Lot 64: Rare Signed Photograph of James Hilton, British Author of Lost Horizon and Goodbye, Mr. Chips
Presidential Letters, Free Franks & Speeches: Washington to Bush + Important Autographs in History, Science & the Arts
October 26, 2016
New York, NY, USALive Auction
Description: HILTON, JAMES. (1900-1954). British author of such popular novels as Lost Horizon and Goodbye, Mr. Chips. SP. (“James Hilton”). 1p. 12mo. (Los Angeles, February 1, 1936). (To Almira B. Taylor, an autograph collector.) A signed black-and-white photographic postcard of Hilton casually seated in the open door of a car with a cigarette in one hand and German Shepherds at his feet. ********** Hilton published his first novel at 20 and went on to pen numerous works including several best sellers. His Lost Horizon (1933) is credited with ushering in the paperback revolution after it became, in 1939, the first mass-market paperback title published by Pocket Books. Hilton’s depiction of the fictional Tibetan utopia of Shangri-La, popularized by the 1937 film adaptation of the same name, inspired the original name of Franklin Roosevelt’s presidential hideaway, later named Camp David.
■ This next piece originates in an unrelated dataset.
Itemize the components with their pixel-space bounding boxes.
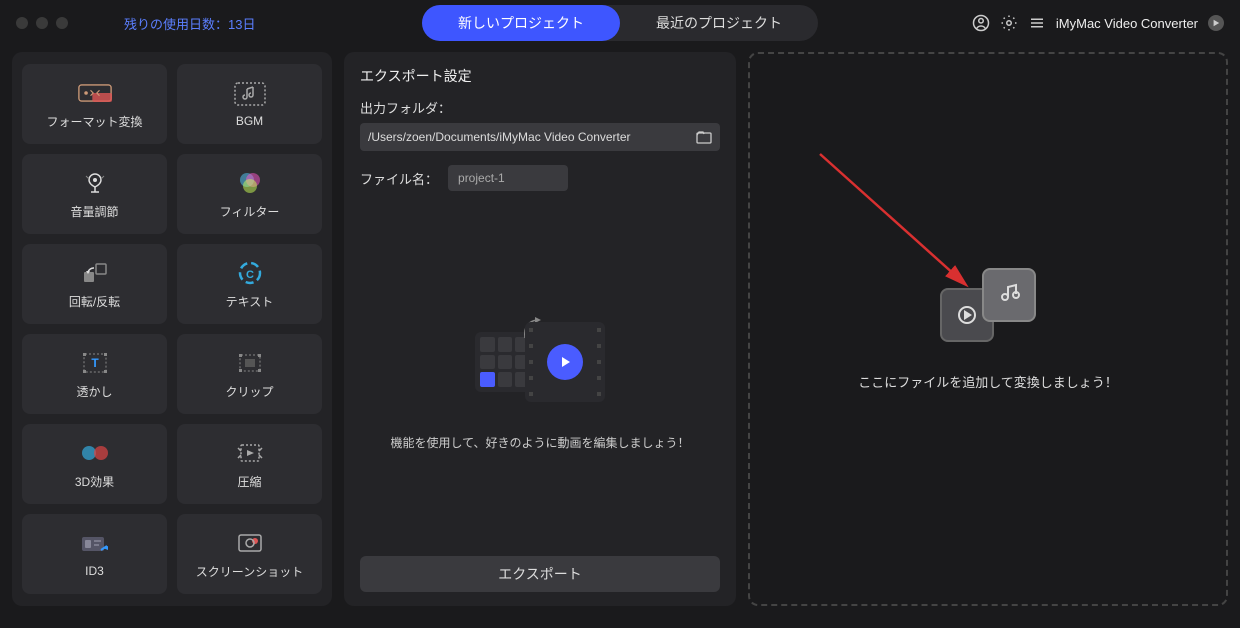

Hilton’s 1924 novella Goodbye, Mr. Chips, a sentimental story of a traditional English schoolteacher, was likewise a bestseller and became a popular 1939 film. In the mid-1930s, Hilton relocated from his native England to Hollywood where he enjoyed a successful career as a screenwriter. His screenplay for Mrs. Miniver won him the 1942 Academy Award, and from 1948 to 1953 he hosted CBS Radio’s The Hallmark Playhouse. ********** In a 1951 profile published in the New York Herald Tribune Book Review, Hilton commented, “I dislike organized games, swimming pools, fashionable resorts, night clubs, music in restaurants, and political manifestoes; I enjoy driving from coast to coast, good food and drink, a few friends, dogs, the theatre, long walks, music and free conversation.” ********** Diagonally signed across the lower portion of the image in blue ink. With one light vertical crease, otherwise fine and uncommon.